Intorno varie sculture: vecchi arnesi modificati, e un enorme fusto di platani, di quelli che qui, tradizionalmente cucinano fritti, croccanti e deliziosi. E poi due piccole gabbie con due uccelli . che sembrano scalpitare. Cuba. Metafore. Marianna ed io avremmo pensato la stessa cosa perché ci guardiamo senza parlare.

I due uccellini si aggiungono al gallo solitario, che si aggiunge alla mucca e al colibrì. Ma i primi due sono infelici, scalpitano rinchiusi. Lui, il gallo solitario è libero. Della mucca argentina si sa che è tra le pagine di Alberto. Del colibrì, nella fantasia di Javier.

Sulla strada verso la piazza triangolare, c’è sempre gente, china. Noi guardiamo e proseguiamo. Il mercato è poco distante e lo notiamo da lontano. Due sezioni, frutta e verdura da un lato e carne da un altro. Non avresti mai immaginato di comprare un enorme pezzo di carne con un esercito di mosche castriste all’attacco. È qui che i miei anticorpi hanno combattuto come in guerra. Abbiamo mangiato frutta senza lavare, carne arrostita su un vecchio braciere, il tutto condito da una umanità che avevo dimenticato.
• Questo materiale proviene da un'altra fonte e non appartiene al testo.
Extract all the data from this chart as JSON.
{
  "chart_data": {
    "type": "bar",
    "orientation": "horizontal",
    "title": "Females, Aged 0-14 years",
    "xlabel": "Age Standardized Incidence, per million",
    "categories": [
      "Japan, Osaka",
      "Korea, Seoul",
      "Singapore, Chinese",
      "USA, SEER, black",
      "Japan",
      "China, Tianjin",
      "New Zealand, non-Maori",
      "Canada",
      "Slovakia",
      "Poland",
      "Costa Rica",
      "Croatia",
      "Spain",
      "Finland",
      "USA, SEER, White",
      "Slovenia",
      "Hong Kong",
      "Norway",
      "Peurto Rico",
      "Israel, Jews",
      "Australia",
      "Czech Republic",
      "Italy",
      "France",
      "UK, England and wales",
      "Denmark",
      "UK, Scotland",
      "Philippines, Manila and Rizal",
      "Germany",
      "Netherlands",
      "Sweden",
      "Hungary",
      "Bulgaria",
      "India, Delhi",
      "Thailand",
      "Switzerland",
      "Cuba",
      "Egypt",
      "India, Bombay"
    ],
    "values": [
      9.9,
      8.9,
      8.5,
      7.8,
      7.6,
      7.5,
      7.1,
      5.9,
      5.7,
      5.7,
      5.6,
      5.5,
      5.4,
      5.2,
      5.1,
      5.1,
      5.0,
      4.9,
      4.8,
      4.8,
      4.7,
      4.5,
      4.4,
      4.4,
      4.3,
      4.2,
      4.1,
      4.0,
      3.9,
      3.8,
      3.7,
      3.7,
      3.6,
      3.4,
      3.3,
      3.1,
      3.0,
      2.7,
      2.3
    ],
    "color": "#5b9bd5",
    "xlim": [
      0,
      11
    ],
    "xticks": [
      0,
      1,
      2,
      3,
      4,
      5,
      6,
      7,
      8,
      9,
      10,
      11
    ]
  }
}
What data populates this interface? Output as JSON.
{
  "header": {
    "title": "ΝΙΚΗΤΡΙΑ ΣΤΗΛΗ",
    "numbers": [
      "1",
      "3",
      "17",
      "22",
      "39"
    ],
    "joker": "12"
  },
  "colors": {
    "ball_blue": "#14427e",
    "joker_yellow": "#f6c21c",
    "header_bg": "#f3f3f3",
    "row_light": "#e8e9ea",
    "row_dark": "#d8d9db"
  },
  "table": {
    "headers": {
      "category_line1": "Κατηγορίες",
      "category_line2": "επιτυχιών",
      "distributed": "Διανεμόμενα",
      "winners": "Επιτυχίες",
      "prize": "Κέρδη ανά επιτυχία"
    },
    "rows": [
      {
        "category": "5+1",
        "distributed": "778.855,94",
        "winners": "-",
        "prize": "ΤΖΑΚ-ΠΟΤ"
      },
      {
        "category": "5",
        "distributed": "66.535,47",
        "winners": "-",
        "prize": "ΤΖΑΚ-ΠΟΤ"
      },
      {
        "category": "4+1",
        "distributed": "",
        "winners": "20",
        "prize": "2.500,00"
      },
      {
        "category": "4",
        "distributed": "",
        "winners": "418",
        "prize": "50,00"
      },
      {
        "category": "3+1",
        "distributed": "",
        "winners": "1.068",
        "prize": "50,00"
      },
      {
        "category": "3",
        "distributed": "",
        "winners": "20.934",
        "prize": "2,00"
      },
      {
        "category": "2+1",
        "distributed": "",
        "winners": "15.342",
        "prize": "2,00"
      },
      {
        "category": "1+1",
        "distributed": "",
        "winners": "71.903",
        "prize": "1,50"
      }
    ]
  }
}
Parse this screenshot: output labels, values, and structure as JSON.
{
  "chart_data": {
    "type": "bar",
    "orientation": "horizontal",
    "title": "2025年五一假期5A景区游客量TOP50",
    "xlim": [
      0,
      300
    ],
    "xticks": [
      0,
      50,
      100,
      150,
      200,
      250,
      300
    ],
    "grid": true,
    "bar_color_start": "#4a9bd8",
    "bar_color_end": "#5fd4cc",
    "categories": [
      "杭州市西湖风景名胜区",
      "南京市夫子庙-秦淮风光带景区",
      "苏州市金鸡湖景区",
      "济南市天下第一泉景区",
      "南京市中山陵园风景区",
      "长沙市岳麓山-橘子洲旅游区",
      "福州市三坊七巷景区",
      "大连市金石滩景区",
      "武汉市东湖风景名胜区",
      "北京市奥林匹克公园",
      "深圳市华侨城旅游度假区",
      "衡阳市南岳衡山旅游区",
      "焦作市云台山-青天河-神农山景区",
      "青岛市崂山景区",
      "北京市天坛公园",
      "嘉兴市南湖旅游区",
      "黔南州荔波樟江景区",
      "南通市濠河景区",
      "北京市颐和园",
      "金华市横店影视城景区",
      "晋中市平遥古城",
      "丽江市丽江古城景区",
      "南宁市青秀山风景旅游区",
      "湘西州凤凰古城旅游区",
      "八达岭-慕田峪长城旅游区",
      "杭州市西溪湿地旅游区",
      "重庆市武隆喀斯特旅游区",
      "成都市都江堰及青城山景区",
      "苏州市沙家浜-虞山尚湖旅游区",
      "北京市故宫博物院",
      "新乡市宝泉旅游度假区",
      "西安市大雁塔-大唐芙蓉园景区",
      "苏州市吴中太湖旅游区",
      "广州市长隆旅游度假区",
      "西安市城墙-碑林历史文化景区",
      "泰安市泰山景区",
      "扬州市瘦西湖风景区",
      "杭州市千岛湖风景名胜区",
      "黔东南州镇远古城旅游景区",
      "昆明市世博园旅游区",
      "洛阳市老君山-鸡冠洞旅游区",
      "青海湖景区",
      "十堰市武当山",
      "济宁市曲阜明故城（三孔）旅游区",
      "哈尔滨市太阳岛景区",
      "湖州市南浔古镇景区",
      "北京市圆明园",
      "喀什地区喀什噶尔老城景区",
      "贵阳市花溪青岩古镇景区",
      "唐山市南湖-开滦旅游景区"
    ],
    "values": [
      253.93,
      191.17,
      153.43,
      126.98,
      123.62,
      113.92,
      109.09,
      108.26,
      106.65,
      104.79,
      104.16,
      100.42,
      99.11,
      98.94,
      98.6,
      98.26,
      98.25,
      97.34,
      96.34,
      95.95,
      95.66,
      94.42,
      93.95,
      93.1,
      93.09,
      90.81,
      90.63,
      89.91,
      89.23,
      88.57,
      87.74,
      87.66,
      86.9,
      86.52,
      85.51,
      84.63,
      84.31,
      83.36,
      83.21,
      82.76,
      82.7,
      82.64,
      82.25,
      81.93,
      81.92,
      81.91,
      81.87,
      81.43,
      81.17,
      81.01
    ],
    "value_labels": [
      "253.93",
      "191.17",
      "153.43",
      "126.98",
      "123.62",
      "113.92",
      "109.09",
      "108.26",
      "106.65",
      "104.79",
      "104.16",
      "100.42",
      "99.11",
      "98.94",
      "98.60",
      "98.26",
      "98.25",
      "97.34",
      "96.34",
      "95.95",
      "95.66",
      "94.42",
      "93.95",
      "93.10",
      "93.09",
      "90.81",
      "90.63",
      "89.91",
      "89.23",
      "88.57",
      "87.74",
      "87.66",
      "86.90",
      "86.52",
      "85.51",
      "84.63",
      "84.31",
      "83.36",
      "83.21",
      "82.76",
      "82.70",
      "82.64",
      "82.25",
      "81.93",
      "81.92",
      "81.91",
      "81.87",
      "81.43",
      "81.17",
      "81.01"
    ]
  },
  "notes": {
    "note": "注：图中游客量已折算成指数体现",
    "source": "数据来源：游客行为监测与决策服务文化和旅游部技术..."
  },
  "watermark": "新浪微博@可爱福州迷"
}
Non puoi comunicarlo al mondo. Non puoi twittare quel che senti e vedi. Non c’è internet. Non c’è wi-fi. Il mondo, quello antropocentrico è lontano da qui. I noi “io”, in corsa verso l’impossibile è fuori da queste pareti. E mi chiedo se vorrei restarci.

No. C’è il wi-fi. Lo scopriamo per caso ritornando di sera tardi, e facendo il percorso all’incontrario verso la piazza triangolare. Gente, tanta gente. Tutti chini, seduti, su panchine, in piedi contro un albero. Ci avviciniamo tra l’incuriosito e il sospettoso. Qualcuno da lontano fa un cenno e dice qualcosa: 3 cucs e sei connesso. Anche tu nel mondo antropocentrico. E anche qui da Cuba ritorni ad essere come quel gallo solitario.

E’ la piazza del wifi. L’unico piccolo punto di quella zona dove qualche pazzo o genio ha deciso di attaccarsi all’amo del mondo. Compri una scheda di nascosto. Dura 60 minuti. Il trucco è togliere la connessione quando hai finito e riutilizzare i minuti il giorno successivo.

Non sappiamo se ridere o piangere.

Intorno a noi gente che parla ad alta voce su skype, chi è al telefono, chi al pc. Saremo un centinaio. Tutti a testa china. Tutti solitari, come quel gallo.